Keir Starmer is making such a mockery of Prime Minister's Questions that there has been chatter about whether the Commons clash should be scrapped. The Labour leader is by no means the first premier to spend the 30 minute grilling avoiding answering the question, but he is the most blatant.
Without style, wit or panache, the PM ignores the question completely and simply goes on the attack. No attempt is made to even sound like he is trying to answer and he certainly does not inject any charm.
Theresa May's weekly joust with Jeremy Corbyn was hardly a joy to sit through, it often felt like an endurance test.
But both took it incredibly seriously in their own distinctive way. David Cameron had studied Tony Blair so closely that he understood how to look like he was responding directly without slipping up and saying something that would later cause him a headache, with one notable exception where he told a Labour MP to 'calm down dear' and became embroiled in a sexism row.
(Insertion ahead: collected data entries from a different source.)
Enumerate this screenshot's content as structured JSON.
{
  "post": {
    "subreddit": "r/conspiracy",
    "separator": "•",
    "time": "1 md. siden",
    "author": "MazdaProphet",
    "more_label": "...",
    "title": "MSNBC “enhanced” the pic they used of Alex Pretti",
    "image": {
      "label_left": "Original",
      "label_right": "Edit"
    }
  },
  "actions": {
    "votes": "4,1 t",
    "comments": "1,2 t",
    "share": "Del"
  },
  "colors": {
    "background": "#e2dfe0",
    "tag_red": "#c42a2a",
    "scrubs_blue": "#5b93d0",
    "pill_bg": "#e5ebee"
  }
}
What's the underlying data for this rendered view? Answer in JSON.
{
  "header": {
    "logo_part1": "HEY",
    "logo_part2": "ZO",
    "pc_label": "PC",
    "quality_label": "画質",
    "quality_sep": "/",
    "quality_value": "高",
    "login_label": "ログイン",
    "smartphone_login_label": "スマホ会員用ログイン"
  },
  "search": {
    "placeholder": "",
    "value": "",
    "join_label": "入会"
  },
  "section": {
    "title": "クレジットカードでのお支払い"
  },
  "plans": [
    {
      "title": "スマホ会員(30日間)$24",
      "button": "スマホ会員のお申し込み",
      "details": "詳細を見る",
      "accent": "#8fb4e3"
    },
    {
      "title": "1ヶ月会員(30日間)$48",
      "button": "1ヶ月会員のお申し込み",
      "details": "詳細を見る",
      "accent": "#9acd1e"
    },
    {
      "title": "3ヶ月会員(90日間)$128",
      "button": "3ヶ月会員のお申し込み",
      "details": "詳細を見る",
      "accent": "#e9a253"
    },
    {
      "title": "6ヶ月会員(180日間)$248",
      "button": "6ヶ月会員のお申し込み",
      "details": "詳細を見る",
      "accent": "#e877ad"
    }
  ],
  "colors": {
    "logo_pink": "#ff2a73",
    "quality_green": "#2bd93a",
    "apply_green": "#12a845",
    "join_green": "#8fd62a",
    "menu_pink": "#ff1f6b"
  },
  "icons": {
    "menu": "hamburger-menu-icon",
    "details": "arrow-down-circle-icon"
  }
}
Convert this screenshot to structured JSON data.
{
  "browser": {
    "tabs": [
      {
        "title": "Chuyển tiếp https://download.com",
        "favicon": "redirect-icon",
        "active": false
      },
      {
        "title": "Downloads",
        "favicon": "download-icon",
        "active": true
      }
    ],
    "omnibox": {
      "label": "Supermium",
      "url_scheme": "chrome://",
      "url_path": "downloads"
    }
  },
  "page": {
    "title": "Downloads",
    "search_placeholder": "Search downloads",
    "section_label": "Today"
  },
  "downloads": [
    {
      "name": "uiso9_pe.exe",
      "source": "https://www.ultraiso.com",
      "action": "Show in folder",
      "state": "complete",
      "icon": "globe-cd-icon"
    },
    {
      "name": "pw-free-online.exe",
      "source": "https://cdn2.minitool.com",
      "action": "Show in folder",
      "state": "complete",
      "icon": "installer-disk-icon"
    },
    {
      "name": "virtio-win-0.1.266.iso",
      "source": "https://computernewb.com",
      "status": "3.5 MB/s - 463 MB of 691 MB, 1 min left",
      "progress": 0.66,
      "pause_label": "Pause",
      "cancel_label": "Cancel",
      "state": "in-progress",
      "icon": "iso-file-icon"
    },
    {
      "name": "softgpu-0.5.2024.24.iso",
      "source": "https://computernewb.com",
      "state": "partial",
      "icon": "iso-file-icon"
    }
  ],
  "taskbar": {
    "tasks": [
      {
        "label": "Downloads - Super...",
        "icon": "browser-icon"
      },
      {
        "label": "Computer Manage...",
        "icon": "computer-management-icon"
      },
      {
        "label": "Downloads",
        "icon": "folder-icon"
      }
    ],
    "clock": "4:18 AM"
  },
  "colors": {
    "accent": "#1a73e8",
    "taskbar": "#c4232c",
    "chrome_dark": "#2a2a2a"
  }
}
Gordon Brown would repeat every week (or at least if felt like it) that Labour was the party that introduced the minimum wage.
Boris Johnson brought his characteristic flair to proceedings that at least showed some effort had gone into presentation for the head to head.
But Starmer has turned PMQs into a farce and this week's session included an absolutely astonishing moment that should worry us all.
Even the least engaged voter in the land would be able to assess that Prime Minister's Questions is an opportunity to ask the Prime Minister questions.
It is all there, succinctly laid out, in the three word title.
Kemi Badenoch is clearly frustrated with Starmer's refusal to engage in the issues she raises.
The Conservative leader said: "I asked the Prime Minister six questions last week and he did not answer a single one. He has a duty to this House to answer the question."
She went on: "Let us see if he can do better this week. I will start with a simple one. Will the Prime Minister approve the licences for the Rosebank and Jackdaw gasfields in the North Sea?"
What happened next was an insult to voters. Instead of explaining the government's ludicrous policy on energy, the Prime Minister effectively told MPs 'it's nothing to do with me gov'.
Legally, it is a matter for Ed Miliband, the Secretary of State for Energy Security and Net Zero, he declared.
Badenoch replied: "The Prime Minister says it is a matter for the Secretary of State-I thought that he was the Prime Minister. He loves to hide behind legal process every single time."
The exchange has, quite rightly, led to accusations that Miliband is the puppet master now, the real leader, pulling the strings from behind the scenes.
That is a major cause for concern. Red Ed failed to win over the electorate in 2015 with his socialist policies, but the lesson he learnt from that was not to head to the centre ground but to be more radical.
He told LBC that he was "not following the normal route" of becoming more right wing as you get older but was instead shifting further to the left.
"My critique of myself in 2015 is not that I was too radical, but that I was not radical enough," he added.
But back to what it shows about Starmer. The Prime Minister, the man at the top, supposedly shaping our country's future, openly admits that he is not in charge.
It's up to Miliband whether we drill the North Sea at the time of an international energy crisis.
He is simply a passive bystander. He's not even a competent middle manager in his own government.
In the same session, up popped Nigel Farage to ask about Labour's staggering failure to tackle small boat crossings.
But did the PM address the issue? Of course not. Reading from his notes, he attacked Reform UK's approach to running local councils.
Farage was seen mouthing that the response was "absolutely pointless" and stormed out of the chamber, followed by all of his MPs.
But Starmer's abuse of the system should not mean that PMQs is scrapped.
His failure to answer even basic questions shows voters exactly who he is, a man without a vision for this country who hides behind people and process.
That itself shows why Prime Minister's Questions is one of the most valuable democratic assets the country has.